Geoffrey Ludlow had married and settled himself in a not-too-accessible suburb, but he had not given up such of his old companions as were on a footing of undeniable intimacy with him. These were few in number; for although Geoff was a general favourite from his urbanity and the absence of any thing like pretentiousness in his disposition, he was considered slow by most of the bolder spirits among the artist-band. He was older than many of them certainly, but that was scarcely the reason; for there were jolly old dogs whose presence never caused the smallest reticence of song or story--gray and bald-headed old boys, who held their own in scurrility and slang, and were among the latest sitters and the deepest drinkers of the set. It is needless to say that in all their popularity--and they were popular after a fashion--there was not mingled one single grain of respect; while Geoffrey was respected as much as he was liked. But his shyness, his quiet domestic habits, and his perpetual hard work gave him little time for the cultivation of acquaintance, and he had only two really intimate friends, who were Charley Potts and William Bowker.

Charley Potts had been "best man" at the marriage, and Geoffrey had caught a glimpse of old Bowker in hiding behind a pillar of the church. It was meet, then, that they--old companions of his former life--should see him under his altered circumstances, should know and be received by his wife, and should have the opportunity, if they wished for it, of keeping up at least a portion of the camaraderie of old days. Therefore after his return to London, and when he and his wife were settled down in Elm Lodge, Geoffrey wrote to each of his old friends, and said how glad he would be to see them in his new house.

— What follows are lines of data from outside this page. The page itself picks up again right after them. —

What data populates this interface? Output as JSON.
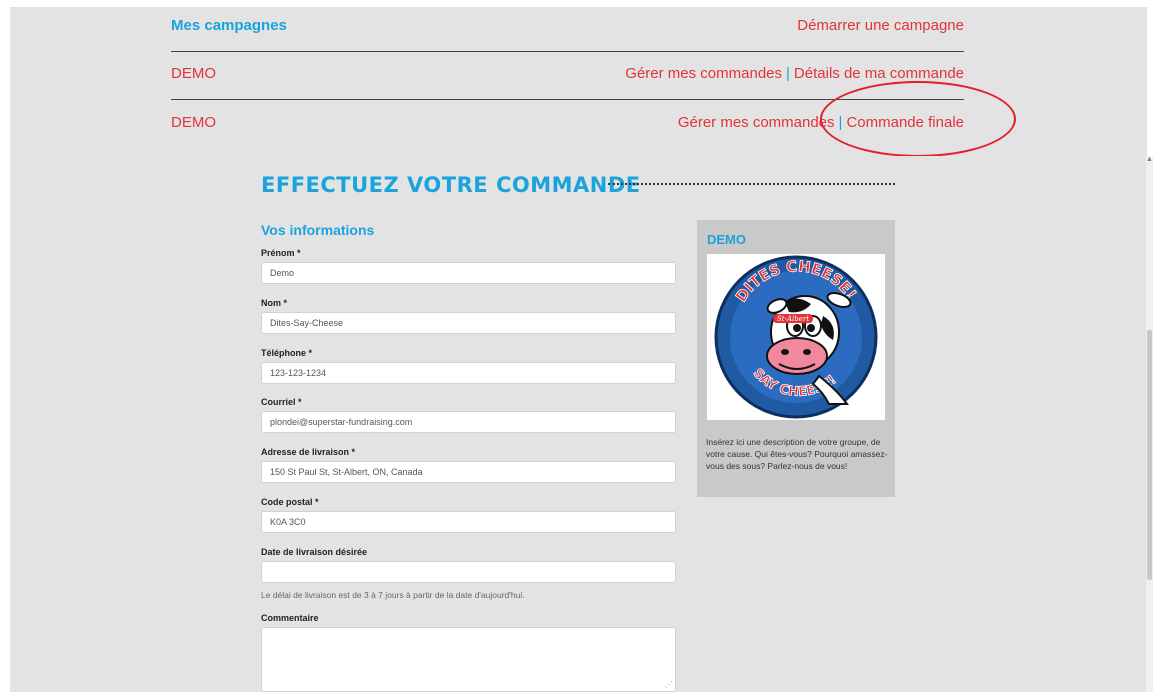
{
  "campaigns": {
    "title": "Mes campagnes",
    "start_link": "Démarrer une campagne",
    "rows": [
      {
        "name": "DEMO",
        "manage_link": "Gérer mes commandes",
        "detail_link": "Détails de ma commande"
      },
      {
        "name": "DEMO",
        "manage_link": "Gérer mes commandes",
        "detail_link": "Commande finale"
      }
    ]
  },
  "order": {
    "heading": "EFFECTUEZ VOTRE COMMANDE",
    "section_title": "Vos informations",
    "fields": {
      "first_name": {
        "label": "Prénom *",
        "value": "Demo"
      },
      "last_name": {
        "label": "Nom *",
        "value": "Dites-Say-Cheese"
      },
      "phone": {
        "label": "Téléphone *",
        "value": "123-123-1234"
      },
      "email": {
        "label": "Courriel *",
        "value": "plondei@superstar-fundraising.com"
      },
      "address": {
        "label": "Adresse de livraison *",
        "value": "150 St Paul St, St-Albert, ON, Canada"
      },
      "postal": {
        "label": "Code postal *",
        "value": "K0A 3C0"
      },
      "date": {
        "label": "Date de livraison désirée",
        "value": ""
      },
      "comment": {
        "label": "Commentaire",
        "value": ""
      }
    },
    "delivery_note": "Le délai de livraison est de 3 à 7 jours à partir de la date d'aujourd'hui."
  },
  "sidebar": {
    "title": "DEMO",
    "logo_text_top": "DITES CHEESE!",
    "logo_text_bottom": "SAY CHEESE!",
    "logo_brand": "St-Albert",
    "description": "Insérez ici une description de votre groupe, de votre cause. Qui êtes-vous? Pourquoi amassez-vous des sous? Parlez-nous de vous!"
  },
  "colors": {
    "accent_blue": "#1aa3dd",
    "link_red": "#e0343a",
    "highlight": "#e0202a"
  }
}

This note found Mr. Charles Potts intent upon a representation of Mr. Tennyson's "Dora," sitting with the child in the cornfield, a commission which he had received from Mr. Caniche, and which was to be paid for by no less a sum than a hundred and fifty pounds. The "Gil Bias" had proved a great success in the Academy, and had been purchased by a country rector, who had won a hundred-pound prize in the Art-Union; so that Charley was altogether in very high feather and pecuniary triumph. He had not made much alteration in the style of his living or in the furniture of his apartment; but he had cleared off a long score for beer and grog standing against him in the books kept by Caroline of signal fame; he had presented Caroline herself with a cheap black-lace shawl, which had produced something like an effect at Rosherville Gardens! and he had sent a ten-pound note to the old aunt who had taken care of him after his mother's death, and who wept tears of gratified joy on its receipt, and told all Sevenoaks of the talent and the goodness of her nephew. He had paid off some other debts also, and lent a pound or two here and there among his friends, and was even after that a capitalist to the extent of having some twenty pounds in the stomach of a china sailor, originally intended as a receptacle for tobacco. His success had taken effect on Charley. He had begun to think that there was really something in him, after all; that life was, as the working-man observed, "not all beer and skittles;" and that if he worked honestly on, he might yet be able to realise a vision which had occasionally loomed through clouds of tobacco-smoke curling round his head; a vision of a pleasant cottage out at Kilburn, or better still at Cricklewood; with a bit of green lawn and a little conservatory, and two or three healthy children tumbling about; while their mother, uncommonly like Matilda Ludlow, looked on from the ivy-covered porch; and their father, uncommonly like himself, was finishing in the studio that great work which was to necessitate his election into the Academy. This vision had a peculiar charm for him; he worked away like a horse; the telegraphic signals to Caroline and the consequent supply of beer became far less frequent; he began to eschew late nights, which he found led to late mornings; and the "Dora" was growing under his hand day by day.